Build your school’s AI policy around these five key elements:

  1. Clarity on acceptable use
  2. Tool approval processes
  3. Data protection
  4. Transparency of risk
  5. Ongoing training and review.

Keep it front and centre for staff, students and parents, and make it accessible with visual representations and summary cards, so everyone can digest and understand the information clearly.

6. Trial Tools Wisely

Resist the temptation to be swayed by impressive demos or conference presentations, because what works in one school won’t necessarily work in yours. To maximise a trial of any AI tool, set up a focused 6-8 week pilot program with a clear goal from the outset – for example, whether it can reduce teacher planning time by 30% in eighth-grade English classes.

Track both quantitative data (time saved, improved grades) and qualitative feedback (teacher confidence, student experience). If a pilot doesn’t deliver results, abandon it. You will have learned from what didn’t work, and this will inform your decision-making further down the line.

7. Keep Feedback Flowing

As your AI implementation will affect everyone, make sure everyone has a voice. Students should be able to say whether tools help their learning or not – and identify unintended consequences. Staff should be able to say whether AI saves time or creates additional work – and if it is clunky or confusing. Parents should understand what’s happening and why, while school board members must feel confident the strategy aligns with the school’s educational goals.

Use multiple feedback channels, e.g., surveys, drop-in chats, digital forms, and class councils, but most importantly, act on the input you receive. People will engage more readily when they see their feedback acknowledged and leading to change.

8. Scale Carefully

Scaling too quickly across multiple campuses or departments can create problems. What works for 30 students may not sustain 300, so expand gradually. Invest in ongoing training and plan for long-term sustainability – not just the technology, but the budget, staff time, and governance structures to support it.

Remember that today’s innovative solutions may be outdated next semester, so your AI strategy must remain flexible enough to evolve.

AI is Impressive, but Remember…

At the heart of any effective AI implementation in the classroom is the teachers.
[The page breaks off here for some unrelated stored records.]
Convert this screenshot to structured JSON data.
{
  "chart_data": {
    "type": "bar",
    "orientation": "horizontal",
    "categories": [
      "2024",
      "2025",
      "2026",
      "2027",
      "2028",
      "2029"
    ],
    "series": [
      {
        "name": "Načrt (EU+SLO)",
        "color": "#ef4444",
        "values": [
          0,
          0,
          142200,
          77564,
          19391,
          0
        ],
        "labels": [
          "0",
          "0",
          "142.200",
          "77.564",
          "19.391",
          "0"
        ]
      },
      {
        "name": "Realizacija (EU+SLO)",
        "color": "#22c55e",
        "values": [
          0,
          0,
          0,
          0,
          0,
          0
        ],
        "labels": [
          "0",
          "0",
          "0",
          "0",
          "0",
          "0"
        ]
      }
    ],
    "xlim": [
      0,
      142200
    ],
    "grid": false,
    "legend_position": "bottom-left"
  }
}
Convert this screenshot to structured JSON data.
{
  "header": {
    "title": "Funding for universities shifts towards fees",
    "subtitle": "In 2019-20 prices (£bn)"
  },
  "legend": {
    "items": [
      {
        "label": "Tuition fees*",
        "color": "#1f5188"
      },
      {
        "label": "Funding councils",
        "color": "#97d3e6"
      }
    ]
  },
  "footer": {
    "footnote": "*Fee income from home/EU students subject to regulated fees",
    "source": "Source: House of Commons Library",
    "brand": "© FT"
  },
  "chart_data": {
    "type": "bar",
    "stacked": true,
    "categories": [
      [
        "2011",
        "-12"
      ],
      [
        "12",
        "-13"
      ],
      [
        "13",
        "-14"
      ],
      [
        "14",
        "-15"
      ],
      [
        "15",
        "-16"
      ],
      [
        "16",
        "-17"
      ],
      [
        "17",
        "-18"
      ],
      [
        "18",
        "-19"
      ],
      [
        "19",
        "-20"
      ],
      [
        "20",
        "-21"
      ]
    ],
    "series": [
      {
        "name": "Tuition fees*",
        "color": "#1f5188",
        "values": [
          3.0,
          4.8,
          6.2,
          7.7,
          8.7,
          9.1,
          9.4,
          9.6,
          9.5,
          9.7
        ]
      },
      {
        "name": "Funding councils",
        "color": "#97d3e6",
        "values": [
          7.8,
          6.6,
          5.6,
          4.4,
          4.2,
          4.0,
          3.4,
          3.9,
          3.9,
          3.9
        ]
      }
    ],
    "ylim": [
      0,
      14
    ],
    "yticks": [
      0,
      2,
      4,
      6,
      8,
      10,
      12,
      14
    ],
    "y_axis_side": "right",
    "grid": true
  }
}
While AI might be able to draft lesson plans or mark papers, it cannot notice when a student has had a difficult day, warmly greet families at the school gate, or adapt spontaneously to create magical classroom moments.

Great teachers using AI as part of their toolkit can accomplish more, but only when school leaders provide a clear direction for its use in assisting human goals. When the plan begins with trust and openness, it’s then that we can use the technology to its greatest effect.